Dies geschieht mittels eines Vollzugsbefehls oder einer Vorladung zum Straf-
oder Massnahmenvollzug. Solche Vollstreckungsentscheide stellen
Verwaltungsverfügungen in vollstreckungsrechtlichen Fragen dar, die rechtlich
angefochten werden können. In jedem Fall muss die Vollstreckungsbehörde auf
Gesuch des Einzuweisenden eine Einweisungs- oder Vollstreckungsverfügung
erlassen, welche einem Rechtsmittel unterliegt (Benjamin F. Brägger in: Das
schweizerische Vollzugslexikon, Basel 2014, S. 28).
[…]
4.3 Die Vorinstanz ging weiter davon aus, dass die in
Dispositiv-Ziff. 2 der Verfügung vom 15. Juni 2016 angekündigte
Zuführung des Beschwerdeführers in den Strafvollzug eine nicht anfechtbare
Tathandlung des Beschwerdegegners darstelle, mit welcher ein vom Amt für
Justizvollzug des Kantons Zürich am 22. April 2016 angeordneter
vorzeitiger Strafantritt umgesetzt werde. Dabei trifft es zu, dass
Vollzugshandlungen, die eine frühere rechtskräftige Sach- bzw.

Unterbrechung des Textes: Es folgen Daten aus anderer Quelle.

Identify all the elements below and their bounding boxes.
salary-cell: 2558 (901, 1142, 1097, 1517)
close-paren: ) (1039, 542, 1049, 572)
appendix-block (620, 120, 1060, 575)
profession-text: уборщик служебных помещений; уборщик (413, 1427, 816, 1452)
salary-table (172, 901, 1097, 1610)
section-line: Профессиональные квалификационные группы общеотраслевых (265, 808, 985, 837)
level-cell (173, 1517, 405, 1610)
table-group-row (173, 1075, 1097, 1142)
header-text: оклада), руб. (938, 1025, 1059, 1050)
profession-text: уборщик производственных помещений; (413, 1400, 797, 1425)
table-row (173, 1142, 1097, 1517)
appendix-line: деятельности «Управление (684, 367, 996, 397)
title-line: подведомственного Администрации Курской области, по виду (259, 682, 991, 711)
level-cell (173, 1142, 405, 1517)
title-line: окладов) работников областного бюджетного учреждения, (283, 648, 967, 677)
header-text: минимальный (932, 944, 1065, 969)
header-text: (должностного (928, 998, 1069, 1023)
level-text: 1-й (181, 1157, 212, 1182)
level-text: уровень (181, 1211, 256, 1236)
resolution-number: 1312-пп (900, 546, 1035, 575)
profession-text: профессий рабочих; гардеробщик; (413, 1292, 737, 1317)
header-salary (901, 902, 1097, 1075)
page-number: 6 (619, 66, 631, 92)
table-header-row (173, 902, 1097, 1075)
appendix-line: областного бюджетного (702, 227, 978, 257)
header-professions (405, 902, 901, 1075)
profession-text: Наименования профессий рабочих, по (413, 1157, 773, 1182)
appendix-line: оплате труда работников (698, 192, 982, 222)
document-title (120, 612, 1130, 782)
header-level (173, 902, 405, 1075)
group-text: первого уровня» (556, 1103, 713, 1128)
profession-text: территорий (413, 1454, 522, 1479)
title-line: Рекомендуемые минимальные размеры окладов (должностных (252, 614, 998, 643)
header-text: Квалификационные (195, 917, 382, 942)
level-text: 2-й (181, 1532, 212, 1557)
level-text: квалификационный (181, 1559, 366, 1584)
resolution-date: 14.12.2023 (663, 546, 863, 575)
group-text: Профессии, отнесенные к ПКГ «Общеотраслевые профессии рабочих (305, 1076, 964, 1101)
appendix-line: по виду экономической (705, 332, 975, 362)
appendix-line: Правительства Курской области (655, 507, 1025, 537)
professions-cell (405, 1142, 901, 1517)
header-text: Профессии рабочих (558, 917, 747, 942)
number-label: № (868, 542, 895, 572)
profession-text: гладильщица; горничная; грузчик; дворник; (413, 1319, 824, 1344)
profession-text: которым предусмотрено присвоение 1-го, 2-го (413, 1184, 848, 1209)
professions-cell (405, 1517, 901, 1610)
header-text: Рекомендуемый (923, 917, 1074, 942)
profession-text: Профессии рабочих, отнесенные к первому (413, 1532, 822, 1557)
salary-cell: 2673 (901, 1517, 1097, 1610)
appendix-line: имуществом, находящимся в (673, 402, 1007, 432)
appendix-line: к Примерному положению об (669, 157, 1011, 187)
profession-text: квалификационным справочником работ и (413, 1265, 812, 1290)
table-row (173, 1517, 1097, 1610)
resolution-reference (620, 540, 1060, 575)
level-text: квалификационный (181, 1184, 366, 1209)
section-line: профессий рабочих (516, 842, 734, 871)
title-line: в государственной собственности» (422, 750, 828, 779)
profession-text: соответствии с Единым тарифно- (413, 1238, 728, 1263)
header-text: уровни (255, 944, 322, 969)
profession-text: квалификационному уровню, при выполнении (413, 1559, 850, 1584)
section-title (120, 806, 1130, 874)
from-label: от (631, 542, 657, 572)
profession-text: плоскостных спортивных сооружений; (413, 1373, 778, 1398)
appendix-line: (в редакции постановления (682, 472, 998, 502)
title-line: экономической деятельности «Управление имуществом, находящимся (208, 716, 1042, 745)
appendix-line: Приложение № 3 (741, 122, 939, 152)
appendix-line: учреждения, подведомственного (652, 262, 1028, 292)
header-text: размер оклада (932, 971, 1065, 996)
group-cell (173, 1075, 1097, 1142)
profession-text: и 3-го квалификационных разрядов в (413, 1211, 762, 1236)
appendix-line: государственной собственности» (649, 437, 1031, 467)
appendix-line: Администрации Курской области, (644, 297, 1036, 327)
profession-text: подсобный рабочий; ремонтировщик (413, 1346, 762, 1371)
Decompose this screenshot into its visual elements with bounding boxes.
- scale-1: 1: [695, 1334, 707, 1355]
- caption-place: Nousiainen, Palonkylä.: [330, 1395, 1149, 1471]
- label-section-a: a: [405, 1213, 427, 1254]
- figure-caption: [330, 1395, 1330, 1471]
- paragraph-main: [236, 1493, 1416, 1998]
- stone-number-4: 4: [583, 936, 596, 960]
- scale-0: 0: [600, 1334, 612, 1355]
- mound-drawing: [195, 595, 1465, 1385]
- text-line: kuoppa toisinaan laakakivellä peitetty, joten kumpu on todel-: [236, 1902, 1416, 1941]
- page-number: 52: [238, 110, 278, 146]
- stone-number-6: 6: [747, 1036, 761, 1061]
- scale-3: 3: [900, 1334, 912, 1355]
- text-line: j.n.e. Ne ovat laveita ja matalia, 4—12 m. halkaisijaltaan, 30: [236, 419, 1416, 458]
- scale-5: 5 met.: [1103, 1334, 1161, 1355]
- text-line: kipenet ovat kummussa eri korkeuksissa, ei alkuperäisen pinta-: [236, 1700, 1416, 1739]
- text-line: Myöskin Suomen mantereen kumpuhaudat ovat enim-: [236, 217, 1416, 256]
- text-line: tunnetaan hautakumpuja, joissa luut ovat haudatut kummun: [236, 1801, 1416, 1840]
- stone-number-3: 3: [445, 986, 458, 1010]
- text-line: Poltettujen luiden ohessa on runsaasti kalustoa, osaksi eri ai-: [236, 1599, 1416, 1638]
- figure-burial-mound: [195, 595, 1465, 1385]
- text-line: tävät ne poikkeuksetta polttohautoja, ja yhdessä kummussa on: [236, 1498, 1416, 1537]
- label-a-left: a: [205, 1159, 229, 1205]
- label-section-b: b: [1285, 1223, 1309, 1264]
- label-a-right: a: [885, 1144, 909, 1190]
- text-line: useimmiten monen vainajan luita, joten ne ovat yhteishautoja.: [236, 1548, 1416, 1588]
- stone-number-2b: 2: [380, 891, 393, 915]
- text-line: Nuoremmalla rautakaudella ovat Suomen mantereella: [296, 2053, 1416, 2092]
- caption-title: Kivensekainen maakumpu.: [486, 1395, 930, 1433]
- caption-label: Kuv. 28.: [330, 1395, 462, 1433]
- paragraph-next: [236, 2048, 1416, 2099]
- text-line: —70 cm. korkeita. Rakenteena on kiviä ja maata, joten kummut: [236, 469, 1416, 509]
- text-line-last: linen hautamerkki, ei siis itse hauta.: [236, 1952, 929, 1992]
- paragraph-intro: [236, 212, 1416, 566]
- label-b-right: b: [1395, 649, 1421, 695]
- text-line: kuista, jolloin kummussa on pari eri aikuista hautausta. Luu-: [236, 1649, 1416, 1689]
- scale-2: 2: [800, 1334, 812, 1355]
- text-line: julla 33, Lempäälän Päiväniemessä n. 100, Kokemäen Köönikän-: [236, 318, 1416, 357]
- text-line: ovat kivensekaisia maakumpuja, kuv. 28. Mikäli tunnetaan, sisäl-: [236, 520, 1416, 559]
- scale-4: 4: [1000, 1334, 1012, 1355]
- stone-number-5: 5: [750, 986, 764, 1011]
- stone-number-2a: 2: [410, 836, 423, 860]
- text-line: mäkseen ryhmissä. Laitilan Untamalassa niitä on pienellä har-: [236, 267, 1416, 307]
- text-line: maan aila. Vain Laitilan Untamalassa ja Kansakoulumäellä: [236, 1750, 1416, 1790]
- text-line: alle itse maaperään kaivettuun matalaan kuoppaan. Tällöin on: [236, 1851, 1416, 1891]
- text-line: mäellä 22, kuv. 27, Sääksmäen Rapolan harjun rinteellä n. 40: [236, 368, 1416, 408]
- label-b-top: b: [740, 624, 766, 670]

Vollstreckungsverfügung lediglich konkretisieren und verwirklichen, ohne dem
Betroffenen eine neue Belastung zu überbinden, als Realakte grundsätzlich nicht
(direkt) mit förmlichem Rechtsmittel weiterziehbar sind (Tobias Jaag, Kommentar VRG, § 30 N. 80;
René Wiederkehr/Paul Richli, Praxis des allgemeinen
Verwaltungsrechts, Bd. I, Bern 2012, Rz. 2459 ff.; BVGr,
18. Mai 2010, A-5646/2009, E. 3.2, je mit weiteren Hinweisen). Allerdings beruht die Würdigung der Vorinstanz auf unzutreffenden Tatsachenannahmen. Bei der von der Vorinstanz erwähnten
Anordnung des zürcherischen Amts für Justizvollzug handelt es sich – soweit
ersichtlich – um den Vollzugsauftrag vom 22. April 2016, mit welchem die
Vollzugsdaten des Beschwerdeführers, der sich damals noch im vorzeitigen
Strafvollzug für die vom Bezirksgericht Zürich auszufällende Strafe befand, an
das Strafurteil des Bezirksgerichts Zürich vom 21. April 2016 angepasst wurden.
Dieser Vollzugsauftrag erging jedoch noch vor der bedingten Entlassung des Beschwerdeführers
aus dem Strafvollzug am 20. Mai 2016 (vorne I.C) und konnte daher nicht
als Grundlage für die erneute Versetzung des Beschwerdeführers in den
Strafvollzug im Juni 2016 dienen. Dabei ging es sodann nicht um einen
vorzeitigen Strafvollzug, sondern um das vollständige Erstehen der unbedingt
ausgesprochenen Strafe vom 8. März 2012. Gemäss der Lehre ist ein
Vollzugsauftrag überdies nicht als Verfügung, sondern lediglich als
innerdienstliche Anordnung zu qualifizieren (vgl. Benjamin F. Brägger in:
Marcel Alexander Niggli/Marianne
Heer/Hans Wiprächtiger [Hrsg.], Basler Kommentar zur Schweizerischen
Strafprozessordnung, 2. A., 2014, Art. 439 N. 22).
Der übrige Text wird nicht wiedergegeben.